INTERACTION IN PLANT GROWTH REGULATOR AND PHYSIOLOGICAL PROCESSES TO CONTROL PLANT REGENERATION AND IN VITRO DEVELOPMENT OF TULBAGHIA SIMMLERI
World Congress on PLANT GENOMICS AND PLANT SCIENCE
November 23-24 , 2018 | Bangkok ,Thailand
University of KwaZulu-Natal Pietermaritzburg, South Africa
Posters & Accepted Abstracts : J Agric Sci Bot
The endogenous auxin and cytokinin contents of in vitro regenerated Tulbaghia simmleri maintained on applied plant growth regulators in Murashige and Skoog (MS) medium were investigated using UHPLC-MS analysis. The highest number of shoots (27.6 per leaf) were produced in MS medium supplemented with 2.5 μM thidiazuron.
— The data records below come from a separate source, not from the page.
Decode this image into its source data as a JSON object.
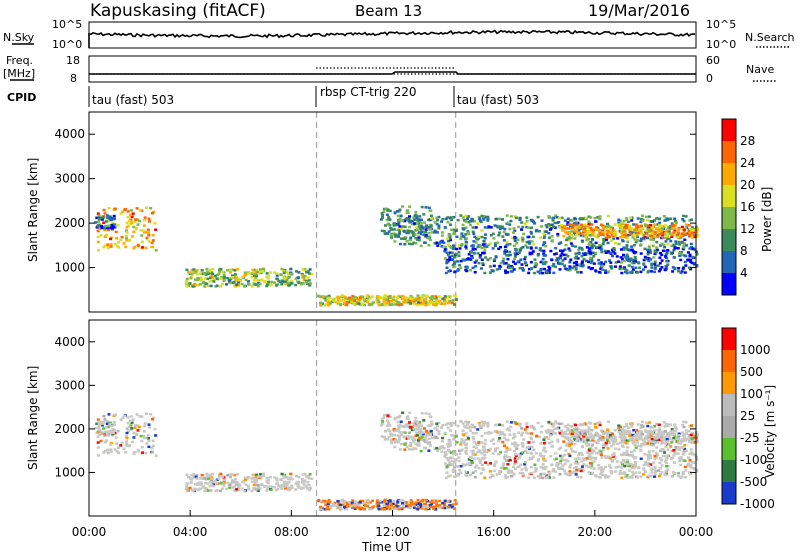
{
  "header": {
    "station": "Kapuskasing (fitACF)",
    "beam": "Beam 13",
    "date": "19/Mar/2016"
  },
  "top_panels": {
    "nsky_label": "N.Sky",
    "nsky_ticks": [
      "10^5",
      "10^0"
    ],
    "nsearch_label": "N.Search",
    "nsearch_ticks": [
      "10^5",
      "10^0"
    ],
    "freq_label": "Freq.",
    "freq_unit": "[MHz]",
    "freq_ticks": [
      "18",
      "8"
    ],
    "nave_label": "Nave",
    "nave_ticks": [
      "60",
      "0"
    ],
    "cpid_label": "CPID"
  },
  "cpid_segments": [
    {
      "label": "tau (fast) 503",
      "start_h": 0,
      "end_h": 9
    },
    {
      "label": "rbsp CT-trig 220",
      "start_h": 9,
      "end_h": 14.5
    },
    {
      "label": "tau (fast) 503",
      "start_h": 14.5,
      "end_h": 24
    }
  ],
  "colors": {
    "power_scale": [
      "#0000ff",
      "#2266bb",
      "#3a8a5a",
      "#7fb84a",
      "#d8e020",
      "#ffaa00",
      "#ff6600",
      "#ff0000"
    ],
    "velocity_scale": [
      "#1a3ccc",
      "#2f7a3f",
      "#5ac030",
      "#aaaaaa",
      "#bbbbbb",
      "#ff9900",
      "#ff6600",
      "#ff0000"
    ],
    "ground_scatter": "#c8c8c4"
  },
  "chart_data": [
    {
      "type": "heatmap",
      "name": "power",
      "ylabel": "Slant Range [km]",
      "yticks": [
        "1000",
        "2000",
        "3000",
        "4000"
      ],
      "ylim": [
        0,
        4500
      ],
      "colorbar_label": "Power [dB]",
      "colorbar_ticks": [
        "4",
        "8",
        "12",
        "16",
        "20",
        "24",
        "28"
      ],
      "segments": [
        {
          "t0": 0.3,
          "t1": 2.6,
          "r0": 1400,
          "r1": 2400,
          "val": 24
        },
        {
          "t0": 0.2,
          "t1": 1.0,
          "r0": 1900,
          "r1": 2200,
          "val": 8
        },
        {
          "t0": 3.8,
          "t1": 8.8,
          "r0": 600,
          "r1": 1000,
          "val": 16
        },
        {
          "t0": 9.0,
          "t1": 14.5,
          "r0": 180,
          "r1": 400,
          "val": 20
        },
        {
          "t0": 11.5,
          "t1": 13.5,
          "r0": 1700,
          "r1": 2400,
          "val": 12
        },
        {
          "t0": 12.0,
          "t1": 23.8,
          "r0": 1500,
          "r1": 2200,
          "val": 12
        },
        {
          "t0": 18.5,
          "t1": 24.0,
          "r0": 1700,
          "r1": 2000,
          "val": 24
        },
        {
          "t0": 14.0,
          "t1": 24.0,
          "r0": 900,
          "r1": 1500,
          "val": 8
        }
      ],
      "vlines_h": [
        9.0,
        14.5
      ]
    },
    {
      "type": "heatmap",
      "name": "velocity",
      "ylabel": "Slant Range [km]",
      "yticks": [
        "1000",
        "2000",
        "3000",
        "4000"
      ],
      "ylim": [
        0,
        4500
      ],
      "xlabel": "Time UT",
      "xticks": [
        "00:00",
        "04:00",
        "08:00",
        "12:00",
        "16:00",
        "20:00",
        "00:00"
      ],
      "xlim": [
        0,
        24
      ],
      "colorbar_label": "Velocity [m s⁻¹]",
      "colorbar_ticks": [
        "1000",
        "500",
        "100",
        "25",
        "-25",
        "-100",
        "-500",
        "-1000"
      ],
      "vlines_h": [
        9.0,
        14.5
      ]
    }
  ]
}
A higher number of these shoots were rooted with 10 μM 6-(2-hydroxy-3-methylbenzylamino) purine (PI-55, cytokinin antagonist). Production of somatic embryos (SEs: 16.4 – 4.6, globular to cotyledonary stages) improved significantly with liquid MS medium containing 2.5 μM picloram, 2.5 μM phloroglucinol (PG) and 1.5 μM gibberellic acid or 1.5 μM PI-55 and 1.0 μM trans-zeatin. SEs (torpedo and cotyledonary stages) germinated (100%) in plant growth regulator free MS medium. The plantlets were acclimatized, and all survived in the greenhouse. Higher levels of endogenous auxin, 2-oxindole-3-acetic acid (oxIAA, 371.52 pmol/g DW) and indole-3-acetylaspartate (IAAsp, 141.56 pmol/g DW) were detected in shoots from PG treatments. The roots of garden-grown-mother plants possessed the highest level of indole-3-acetic acid (IAA, 630.54 pmol/g DW) and oxIAA (515.26 pmol/g DW). Cytokinins [CKs: trans-zeatin- O-glucoside (tZOG), cis-zeatin (cZ) and N6-isopentenyladenosine-5´-monophosphate (iPRMP)] levels were relatively high in shoots and roots of plantlets in vitro. However, PI-55 treatments influenced the development of plantlets promoting a higher biosynthesis level of iPRMP (418.06 pmol/g DW in root) and cZRMP (904.61 pmol/g DW in roots and 1427.83 pmol/g DW in shoots). The reported protocol highlights the significance of exogenous and endogenous hormonal effects on large-scale production of in vitro plant development and improves the understanding of physiological processes of CK metabolism, signalling and transport in in vitro development.